SAVUNMA:Davalı vekilinin cevap dilekçesinde, özetle, müvekkili ile davacı—–arasında ticari ilişkinin mevcut olduğunu, müvekkilinin üzerine düşen sorumluluğu yerine getirdiğini, müvekkiline yapılan — iade olması nedeniyle müvekkil şirket yetkilisi —- borç ihbarnamesi gönderildiğini, yapılan—geçersiz olduğunu, söz konusu alacağın tüzel kişiliğin alacağı olduğunu, bu itibarla yönetim kurulu üyesinin şahsi malvarlığına yönelmenin usul ve yasaya aykırı olduğunu, sicil kaydı açık olan müvekkil şirkete usulüne uygun borç ihbarnamesi tebliğ edilmediğini, ticari kayıtların incelenmesinden sonra davacı tarafa herhangi bir borcun bulunmadığının tespit edileceğini, davacının iddia ettiği kesilen faturaların müvekkiline tebliğ edilmediğini savunarak; davanın reddini, yargılama gideri ve vekalet ücretinin davacı üzerinde bırakılmasını talep ve beyan etmiştir.
DELİLLER :
Mahkememiz —-tarihli — nolu celsenin — nolu ara kararında ticari defter ve kayıtlar üzerinde inceleme yapılmasına karar verildiği, inceleme gün ve saatinde—- ücretinin yatırılmadığına dair tutanak düzenlenmiştir.—- esas sayılı dosyanın —-üzerinden mahkememize gönderilmiştir.

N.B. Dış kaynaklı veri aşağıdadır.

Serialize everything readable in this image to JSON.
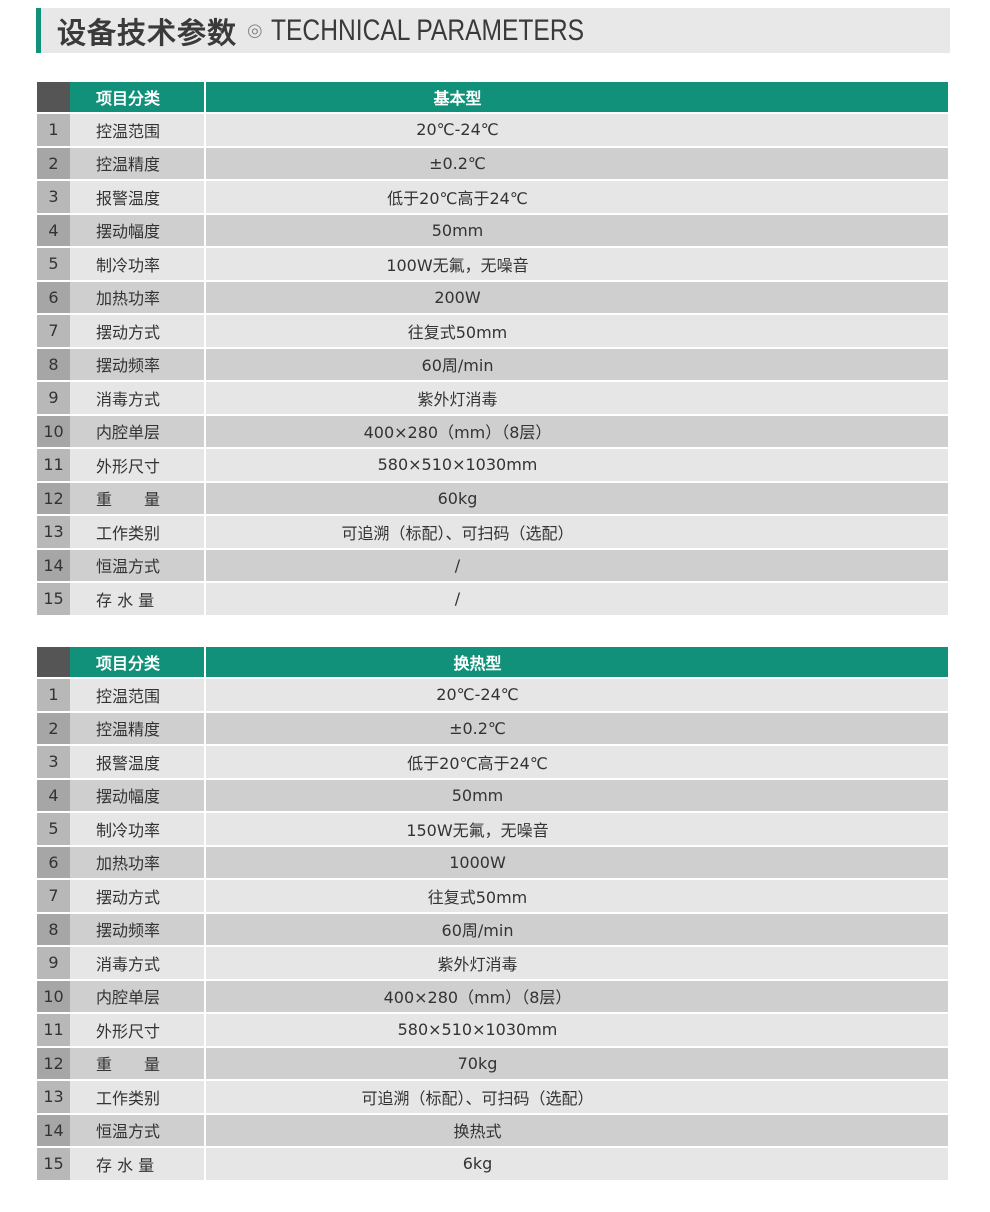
{
  "title": {
    "cn": "设备技术参数",
    "symbol": "◎",
    "en": "TECHNICAL PARAMETERS"
  },
  "colors": {
    "accent": "#12917a",
    "header_num": "#555555"
  },
  "tables": [
    {
      "header": {
        "label": "项目分类",
        "value": "基本型"
      },
      "rows": [
        {
          "num": "1",
          "label": "控温范围",
          "value": "20℃-24℃"
        },
        {
          "num": "2",
          "label": "控温精度",
          "value": "±0.2℃"
        },
        {
          "num": "3",
          "label": "报警温度",
          "value": "低于20℃高于24℃"
        },
        {
          "num": "4",
          "label": "摆动幅度",
          "value": "50mm"
        },
        {
          "num": "5",
          "label": "制冷功率",
          "value": "100W无氟，无噪音"
        },
        {
          "num": "6",
          "label": "加热功率",
          "value": "200W"
        },
        {
          "num": "7",
          "label": "摆动方式",
          "value": "往复式50mm"
        },
        {
          "num": "8",
          "label": "摆动频率",
          "value": "60周/min"
        },
        {
          "num": "9",
          "label": "消毒方式",
          "value": "紫外灯消毒"
        },
        {
          "num": "10",
          "label": "内腔单层",
          "value": "400×280（mm）（8层）"
        },
        {
          "num": "11",
          "label": "外形尺寸",
          "value": "580×510×1030mm"
        },
        {
          "num": "12",
          "label": "重　　量",
          "value": "60kg"
        },
        {
          "num": "13",
          "label": "工作类别",
          "value": "可追溯（标配）、可扫码（选配）"
        },
        {
          "num": "14",
          "label": "恒温方式",
          "value": "/"
        },
        {
          "num": "15",
          "label": "存 水 量",
          "value": "/"
        }
      ]
    },
    {
      "header": {
        "label": "项目分类",
        "value": "换热型"
      },
      "rows": [
        {
          "num": "1",
          "label": "控温范围",
          "value": "20℃-24℃"
        },
        {
          "num": "2",
          "label": "控温精度",
          "value": "±0.2℃"
        },
        {
          "num": "3",
          "label": "报警温度",
          "value": "低于20℃高于24℃"
        },
        {
          "num": "4",
          "label": "摆动幅度",
          "value": "50mm"
        },
        {
          "num": "5",
          "label": "制冷功率",
          "value": "150W无氟，无噪音"
        },
        {
          "num": "6",
          "label": "加热功率",
          "value": "1000W"
        },
        {
          "num": "7",
          "label": "摆动方式",
          "value": "往复式50mm"
        },
        {
          "num": "8",
          "label": "摆动频率",
          "value": "60周/min"
        },
        {
          "num": "9",
          "label": "消毒方式",
          "value": "紫外灯消毒"
        },
        {
          "num": "10",
          "label": "内腔单层",
          "value": "400×280（mm）（8层）"
        },
        {
          "num": "11",
          "label": "外形尺寸",
          "value": "580×510×1030mm"
        },
        {
          "num": "12",
          "label": "重　　量",
          "value": "70kg"
        },
        {
          "num": "13",
          "label": "工作类别",
          "value": "可追溯（标配）、可扫码（选配）"
        },
        {
          "num": "14",
          "label": "恒温方式",
          "value": "换热式"
        },
        {
          "num": "15",
          "label": "存 水 量",
          "value": "6kg"
        }
      ]
    }
  ]
}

HUKUKİ DEĞERLENDİRME VE GEREKÇE:
Dava ticari satım sözleşmesi nedeniyle açılan alacak davasıdır.
Davanın —- tarihli celsesinde mahkememizce taraflara ticari defterleri sunması ve davacıya—ücretini yatırması için kesin süre verilmiş, kesin sürenin sonucu usulüne uygun olarak ihtar edilmiş ve davacı vekilinin yüzüne karşı ihtar yapılmıştır.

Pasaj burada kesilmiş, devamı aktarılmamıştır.